Campeões com troca de técnicos: raro, mas acontece
Oito jogos, invicto, vencendo os sete últimos, com direito a dois 4-0 fora de casa (sobre Central Córdoba e Colón). Eis o retrospecto do Boca sob Miguel Ángel Russo na Superliga 2019-20. Reincorporado mais pela nostalgia em ter sido o último técnico campeão de Libertadores pelo clube, Russo soube imprimir um aproveitamento deveras contrastante com a apatia do antecessor Gustavo Alfaro – que, polidamente, parabenizou em seu twitter quem o substituiu. Não é inédito, mas desde 1996 um clube não era campeão argentino em campanha que incluiu troca de treinador. Vale relembrar outros casos argentinos similares em torneios de alto nível.

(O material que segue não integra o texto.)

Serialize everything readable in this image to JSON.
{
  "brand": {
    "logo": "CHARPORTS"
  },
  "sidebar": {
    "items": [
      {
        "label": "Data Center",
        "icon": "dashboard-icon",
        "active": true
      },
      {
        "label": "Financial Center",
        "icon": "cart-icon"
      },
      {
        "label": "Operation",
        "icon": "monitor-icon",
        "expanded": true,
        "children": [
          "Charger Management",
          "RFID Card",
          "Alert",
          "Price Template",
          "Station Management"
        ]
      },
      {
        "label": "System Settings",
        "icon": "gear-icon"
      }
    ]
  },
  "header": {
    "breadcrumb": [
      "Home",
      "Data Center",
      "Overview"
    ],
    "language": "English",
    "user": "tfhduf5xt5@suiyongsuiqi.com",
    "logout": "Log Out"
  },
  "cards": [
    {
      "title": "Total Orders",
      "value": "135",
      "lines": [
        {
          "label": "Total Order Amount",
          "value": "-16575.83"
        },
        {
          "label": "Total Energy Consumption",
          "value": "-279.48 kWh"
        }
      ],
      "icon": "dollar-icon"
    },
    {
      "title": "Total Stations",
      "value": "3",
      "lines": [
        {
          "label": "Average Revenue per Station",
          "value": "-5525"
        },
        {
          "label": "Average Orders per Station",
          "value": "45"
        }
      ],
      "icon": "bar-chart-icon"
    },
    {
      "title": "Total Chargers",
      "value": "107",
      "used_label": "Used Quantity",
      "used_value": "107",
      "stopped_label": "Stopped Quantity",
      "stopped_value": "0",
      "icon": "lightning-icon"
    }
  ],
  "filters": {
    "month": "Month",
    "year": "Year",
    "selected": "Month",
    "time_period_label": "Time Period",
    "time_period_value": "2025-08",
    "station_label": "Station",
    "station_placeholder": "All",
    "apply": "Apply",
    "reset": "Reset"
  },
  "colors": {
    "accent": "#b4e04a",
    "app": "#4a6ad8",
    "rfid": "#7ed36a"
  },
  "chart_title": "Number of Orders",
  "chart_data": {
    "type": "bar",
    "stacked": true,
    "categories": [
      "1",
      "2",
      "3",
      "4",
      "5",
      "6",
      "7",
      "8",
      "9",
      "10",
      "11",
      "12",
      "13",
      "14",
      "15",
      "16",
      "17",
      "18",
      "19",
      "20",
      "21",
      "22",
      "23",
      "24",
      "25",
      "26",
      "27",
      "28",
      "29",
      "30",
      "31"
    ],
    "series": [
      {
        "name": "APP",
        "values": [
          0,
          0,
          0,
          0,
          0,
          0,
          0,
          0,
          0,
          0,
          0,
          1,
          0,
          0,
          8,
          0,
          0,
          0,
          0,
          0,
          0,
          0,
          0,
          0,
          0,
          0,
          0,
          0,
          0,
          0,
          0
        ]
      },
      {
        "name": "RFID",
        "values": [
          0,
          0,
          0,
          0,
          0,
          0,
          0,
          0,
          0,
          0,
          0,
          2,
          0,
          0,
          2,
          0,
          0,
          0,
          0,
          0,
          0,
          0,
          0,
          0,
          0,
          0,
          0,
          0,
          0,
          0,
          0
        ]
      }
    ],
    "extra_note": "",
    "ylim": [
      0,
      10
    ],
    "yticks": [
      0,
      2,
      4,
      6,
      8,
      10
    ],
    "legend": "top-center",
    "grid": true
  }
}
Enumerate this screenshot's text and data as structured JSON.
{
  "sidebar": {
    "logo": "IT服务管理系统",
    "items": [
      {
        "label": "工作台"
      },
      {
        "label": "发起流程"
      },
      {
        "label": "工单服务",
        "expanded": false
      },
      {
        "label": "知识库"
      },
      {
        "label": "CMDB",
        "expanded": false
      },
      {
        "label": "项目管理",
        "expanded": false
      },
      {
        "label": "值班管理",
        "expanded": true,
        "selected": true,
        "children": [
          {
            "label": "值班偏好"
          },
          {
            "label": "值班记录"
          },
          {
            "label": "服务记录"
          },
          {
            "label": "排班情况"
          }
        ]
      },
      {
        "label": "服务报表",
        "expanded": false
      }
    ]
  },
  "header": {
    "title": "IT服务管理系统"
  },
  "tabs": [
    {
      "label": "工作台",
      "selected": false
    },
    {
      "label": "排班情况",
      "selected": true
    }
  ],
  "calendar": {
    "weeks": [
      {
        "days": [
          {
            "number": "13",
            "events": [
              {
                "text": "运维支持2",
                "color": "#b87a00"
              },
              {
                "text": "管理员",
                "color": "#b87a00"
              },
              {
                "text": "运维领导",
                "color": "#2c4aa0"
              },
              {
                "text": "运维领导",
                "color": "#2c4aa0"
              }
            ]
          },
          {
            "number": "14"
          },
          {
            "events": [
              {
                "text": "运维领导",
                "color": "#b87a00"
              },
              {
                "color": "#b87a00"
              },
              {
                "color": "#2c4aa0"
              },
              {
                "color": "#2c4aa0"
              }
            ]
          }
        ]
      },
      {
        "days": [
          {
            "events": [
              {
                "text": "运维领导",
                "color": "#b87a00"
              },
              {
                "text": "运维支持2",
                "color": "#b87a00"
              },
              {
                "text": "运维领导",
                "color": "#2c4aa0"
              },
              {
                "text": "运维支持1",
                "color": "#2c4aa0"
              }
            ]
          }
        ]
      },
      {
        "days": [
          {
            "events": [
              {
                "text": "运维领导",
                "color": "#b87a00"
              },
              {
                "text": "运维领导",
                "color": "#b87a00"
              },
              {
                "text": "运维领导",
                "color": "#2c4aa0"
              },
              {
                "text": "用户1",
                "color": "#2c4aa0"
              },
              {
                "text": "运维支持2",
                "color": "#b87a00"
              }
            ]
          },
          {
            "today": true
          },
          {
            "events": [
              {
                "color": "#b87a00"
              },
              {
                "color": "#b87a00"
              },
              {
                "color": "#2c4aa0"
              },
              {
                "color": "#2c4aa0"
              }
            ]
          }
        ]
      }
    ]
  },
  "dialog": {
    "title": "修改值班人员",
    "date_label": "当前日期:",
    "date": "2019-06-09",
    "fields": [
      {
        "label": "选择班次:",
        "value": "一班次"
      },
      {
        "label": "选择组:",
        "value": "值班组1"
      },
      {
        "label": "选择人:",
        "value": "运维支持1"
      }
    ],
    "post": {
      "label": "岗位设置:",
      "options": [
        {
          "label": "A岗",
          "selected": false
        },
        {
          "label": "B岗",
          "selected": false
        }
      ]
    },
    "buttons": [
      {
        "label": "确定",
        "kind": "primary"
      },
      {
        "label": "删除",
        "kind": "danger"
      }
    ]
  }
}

Campeonato de 1933: o húngaro Jenő Medgyessy vinha do futebol brasileiro, com trabalhos em grandes clubes cariocas, paulistas e mineiros. No início de 1933, assumiu o San Lorenzo. Mas suas ideias táticas e de treinos foram vistos como invencionices demais para jogadores e direção aguentarem. Após a pré-temporada, Medgyessy durou somente a primeira rodada, onde o Ciclón ficou no 1-1 em casa com o Lanús. Atilio Giuliano assumiu em dupla com Luis Malvassi para o restante da campanha, cujo pragmatismo superou o futebol tido como mais envolvente do Gimnasia LP – curiosamente, treinado por outro húngaro, Imre “Emérico” Hirschl.
Campeonato de 1940: Enrique Sobral era um faz-tudo no Boca, trabalhando como massagista e técnico de boxe, assumindo ocasionalmente o elenco de futebol quando a função de treinador ainda estava longe de ter maior influência no rumo do jogo. Uma dessas vezes foi após o uruguaio Ángel Fernández Roca reempregar-se na AFA (já havia sido inclusive o técnico da Argentina de 1938 a 1939) após trabalhar nas três primeiras rodadas de 1940. Sob Sobral, o Boca inaugurou La Bombonera e encerrou cinco anos de jejum, algo expressivo para quem fora quatro vezes campeão entre 1930 e 1935.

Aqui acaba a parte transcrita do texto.